Читать книгу Die Schülerrepublik im Schloss Reichenau - Werner Ort - Страница 14
ZURÜCKHALTENDE PROPAGANDA
ОглавлениеAnfang April 1793 liess Tscharner einen Prospekt von acht Seiten auf Deutsch, Französisch und Italienisch drucken, «nach welchem die Inhaber der Herrschaft Reichenau und Damins gesonnen sind, im Lauf des nächsteintretenden Monats Mai eine vermischte protestantische und katholische Erziehungs- und Schulanstalt in ihrem Schlosse Reichenau, in der Republik Graubünden, zu eröffnen».116 Das war zeitlich zu knapp bemessen, um auf viele Anmeldungen hoffen zu können. Der Prospekt wurde als Inserat verschiedenen Zeitungen beigelegt117 und auch in den «Intelligenzblättern der Allgemeinen Literatur-Zeitung von Jena» veröffentlicht, dort allerdings erst am 22. Mai.118 Vermutlich war dies mit ein Grund, wieso sich die Schuleröffnung bis Mitte Juni verzögerte: Man wartete ab, ob sich nicht noch mehr Schüler anmelden würden.

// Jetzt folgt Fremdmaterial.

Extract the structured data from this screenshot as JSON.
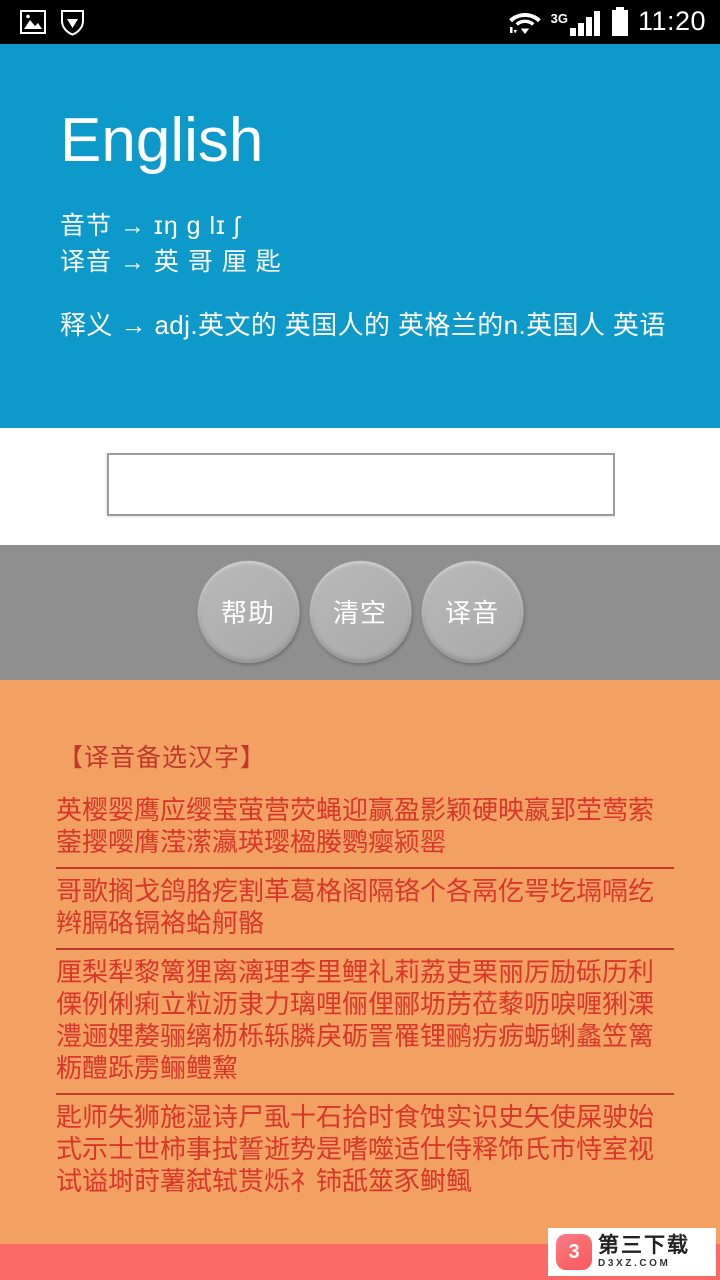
{
  "statusbar": {
    "time": "11:20",
    "network_label": "3G",
    "icons": [
      "image-icon",
      "shield-icon",
      "wifi-icon",
      "signal-icon",
      "battery-icon"
    ]
  },
  "header": {
    "title": "English",
    "syllable_line": "音节 → ɪŋ g lɪ ʃ",
    "transliteration_line": "译音 → 英 哥 厘 匙",
    "definition_line": "释义 → adj.英文的 英国人的 英格兰的n.英国人 英语",
    "background_color": "#0d99c9"
  },
  "input": {
    "value": "",
    "placeholder": ""
  },
  "buttons": [
    {
      "label": "帮助",
      "name": "help"
    },
    {
      "label": "清空",
      "name": "clear"
    },
    {
      "label": "译音",
      "name": "transliterate"
    }
  ],
  "results": {
    "title": "【译音备选汉字】",
    "title_color": "#c0392b",
    "background_color": "#f2a163",
    "text_color": "#d8372a",
    "groups": [
      "英樱婴鹰应缨莹萤营荧蝇迎赢盈影颖硬映嬴郢茔莺萦蓥撄嘤膺滢潆瀛瑛璎楹媵鹦瘿颍罂",
      "哥歌搁戈鸽胳疙割革葛格阁隔铬个各鬲仡咢圪塥嗝纥辫膈硌镉袼蛤舸骼",
      "厘梨犁黎篱狸离漓理李里鲤礼莉荔吏栗丽厉励砾历利傈例俐痢立粒沥隶力璃哩俪俚郦坜苈莅藜呖唳喱猁溧澧逦娌嫠骊缡枥栎轹膦戾砺詈罹锂鹂疠疬蛎蜊蠡笠篱粝醴跞雳鲡鳢黧",
      "匙师失狮施湿诗尸虱十石拾时食蚀实识史矢使屎驶始式示士世柿事拭誓逝势是嗜噬适仕侍释饰氏市恃室视试谥埘莳薯弑轼贳烁礻铈舐筮豕鲥鲺"
    ]
  },
  "watermark": {
    "cn": "第三下载",
    "en": "D3XZ.COM",
    "mark": "3"
  },
  "bottom_bar": {
    "color": "#fb6a64"
  }
}
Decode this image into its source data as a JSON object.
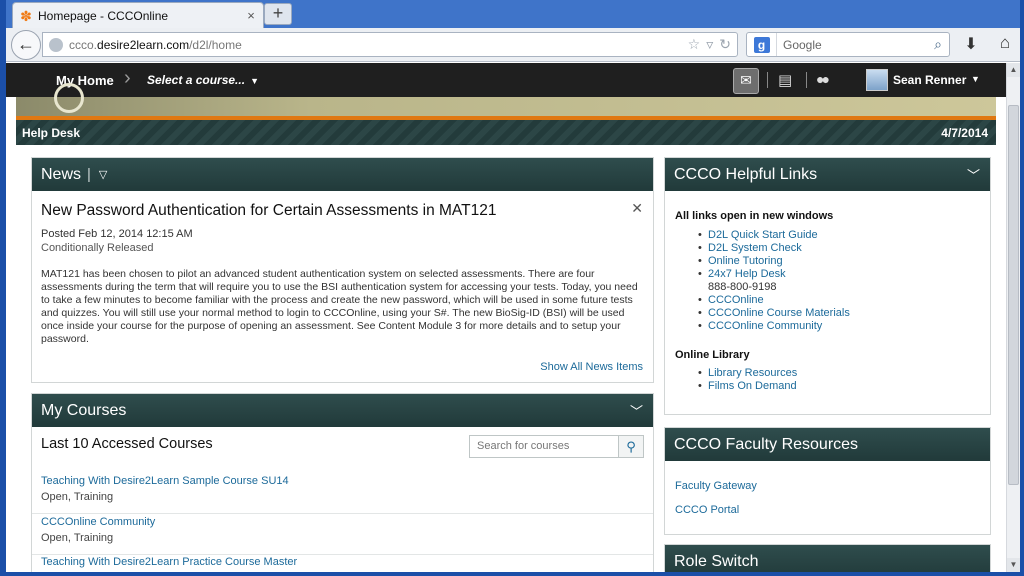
{
  "browser": {
    "tab_title": "Homepage - CCCOnline",
    "tab_close": "×",
    "new_tab": "+",
    "url_prefix": "ccco.",
    "url_domain": "desire2learn.com",
    "url_path": "/d2l/home",
    "search_engine": "g",
    "search_placeholder": "Google"
  },
  "nav": {
    "my_home": "My Home",
    "course_select": "Select a course...",
    "user_name": "Sean Renner"
  },
  "banner": {
    "help_desk": "Help Desk",
    "date": "4/7/2014"
  },
  "news": {
    "header": "News",
    "title": "New Password Authentication for Certain Assessments in MAT121",
    "posted": "Posted Feb 12, 2014 12:15 AM",
    "status": "Conditionally Released",
    "body": "MAT121 has been chosen to pilot an advanced student authentication system on selected assessments.  There are four assessments during the term that will require you to use the BSI authentication system for accessing your tests.  Today, you need to take a few minutes to become familiar with the process and create the new password, which will be used in some future tests and quizzes.  You will still use your normal method to login to CCCOnline, using your S#.  The new BioSig-ID (BSI) will be used once inside your course for the purpose of opening an assessment.  See Content Module 3 for more details and to setup your password.",
    "show_all": "Show All News Items"
  },
  "courses": {
    "header": "My Courses",
    "subheader": "Last 10 Accessed Courses",
    "search_placeholder": "Search for courses",
    "items": [
      {
        "name": "Teaching With Desire2Learn Sample Course SU14",
        "meta": "Open, Training"
      },
      {
        "name": "CCCOnline Community",
        "meta": "Open, Training"
      },
      {
        "name": "Teaching With Desire2Learn Practice Course Master",
        "meta": ""
      }
    ]
  },
  "helpful_links": {
    "header": "CCCO Helpful Links",
    "note": "All links open in new windows",
    "links": [
      "D2L Quick Start Guide",
      "D2L System Check",
      "Online Tutoring",
      "24x7 Help Desk",
      "888-800-9198",
      "CCCOnline",
      "CCCOnline Course Materials",
      "CCCOnline Community"
    ],
    "library_header": "Online Library",
    "library_links": [
      "Library Resources",
      "Films On Demand"
    ]
  },
  "faculty": {
    "header": "CCCO Faculty Resources",
    "links": [
      "Faculty Gateway",
      "CCCO Portal"
    ]
  },
  "role_switch": {
    "header": "Role Switch"
  },
  "colors": {
    "widget_header": "#2f4d4d",
    "nav_bar": "#1f1f1f",
    "accent_orange": "#e07812",
    "link_blue": "#1c6a9a",
    "window_frame": "#1b4fa8"
  }
}
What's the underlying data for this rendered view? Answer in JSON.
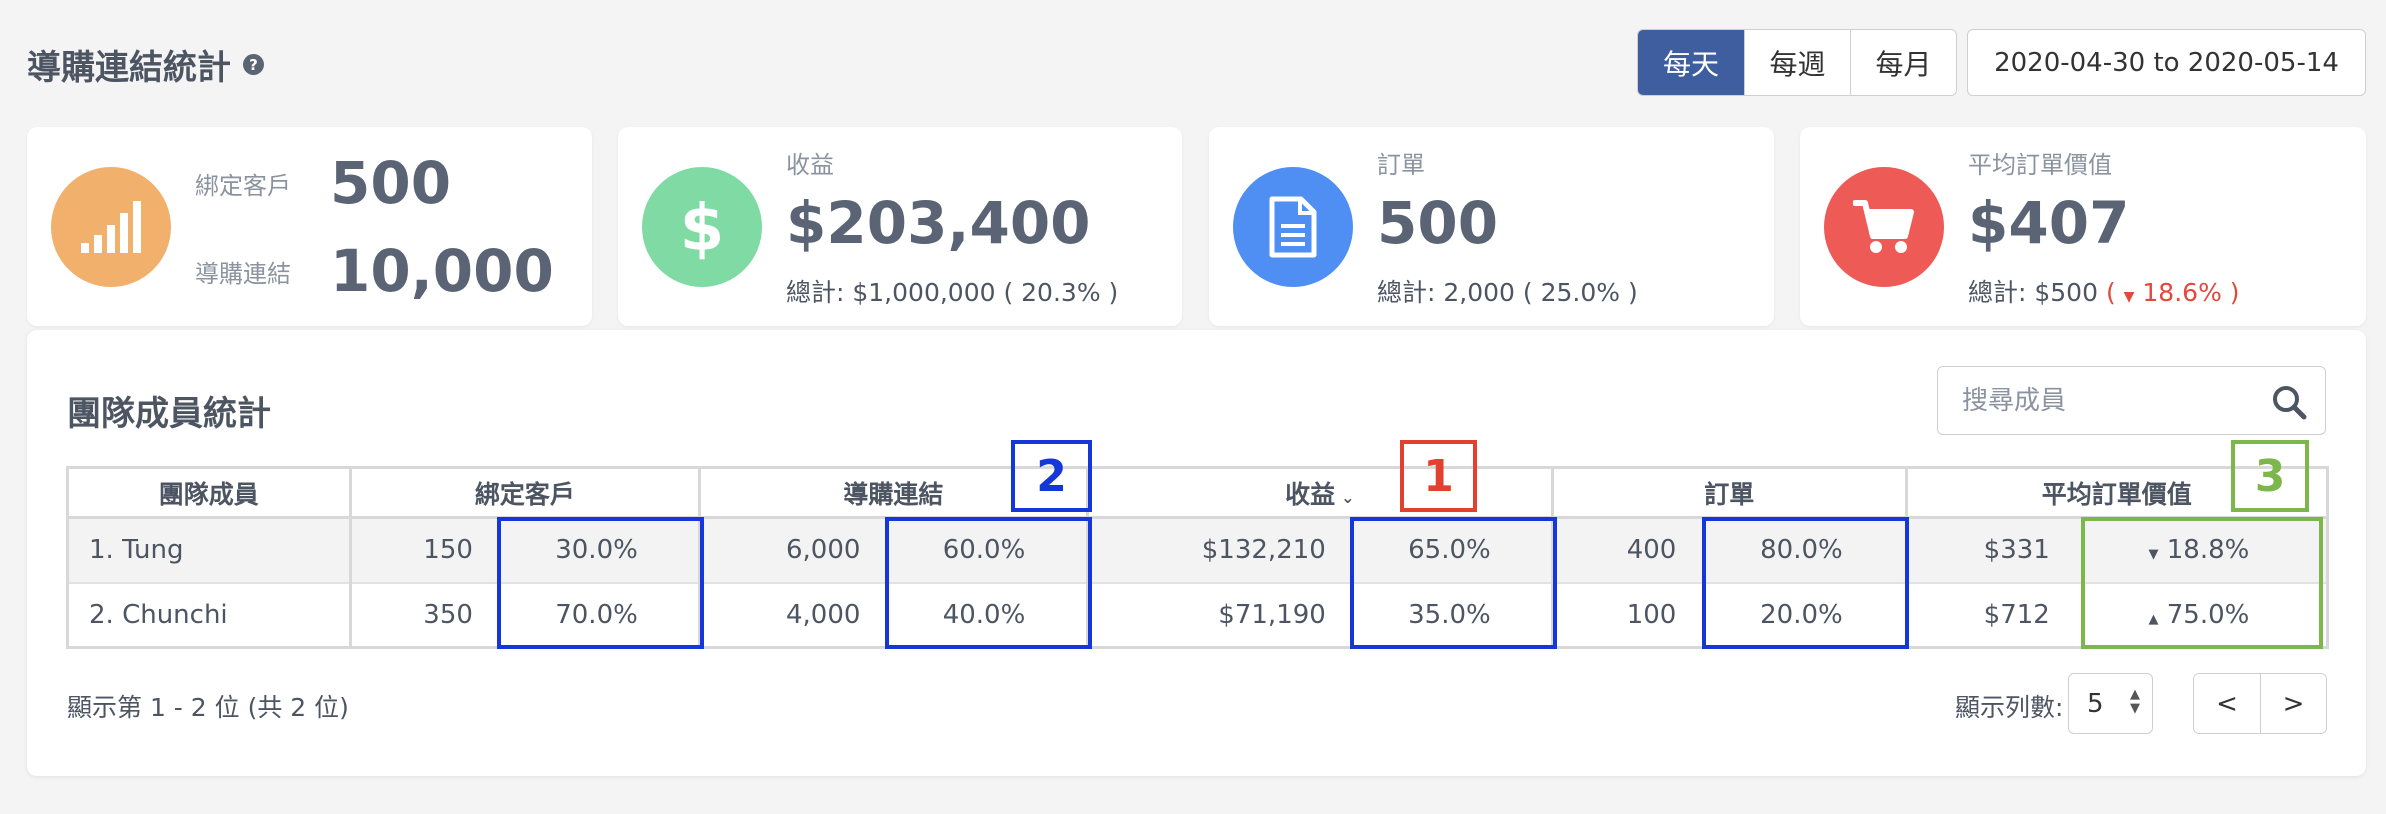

Der Anfang des Prospekts schilderte die Vorzüge der Lage von Reichenau, geografisch, klimatisch und kommerziell, den Schlosspark mit seinen Lusthäuschen, Statuen, Vasen und Springbrunnen, die angenehmen Promenaden, den häufigen Postverkehr, die Nachbarschaft mit der Stadt Chur, der Gemeinde Tamins und den Herrschaftssitzen von Albertini, Capol, Mont, Travers, Ortenstein, Paspels, Buol von Rietberg und Jecklin von Realta, Blumental von Rodels, der von Planta, Salis, Conradi zu Fürstenau, Sils und Baldenstein. «Besuche, welche man abteilungsweise mit den Zöglingen in angesehenen Häusern zu machen gedenkt, so wie die Besuche so mancher Fremden zu Reichenau selbst, müssen notwendig die äussere Bildung der Zöglinge um vieles befördern helfen.» Tscharner sah es als Empfehlung für das Seminar, in einem Schloss untergebracht zu sein; die Nähe zu Adelskreisen und der gesellschaftliche Umgang mit ihnen mochte sich für den Zulauf der Schule und die Laufbahn der Schüler als nützlich erweisen.
7 — Im Prospekt vom 2. April 1793 schildert Tscharner die vorteilhafte geografische Lage des Schlosses, als Empfehlung für die neue Erziehungs- und Schulanstalt.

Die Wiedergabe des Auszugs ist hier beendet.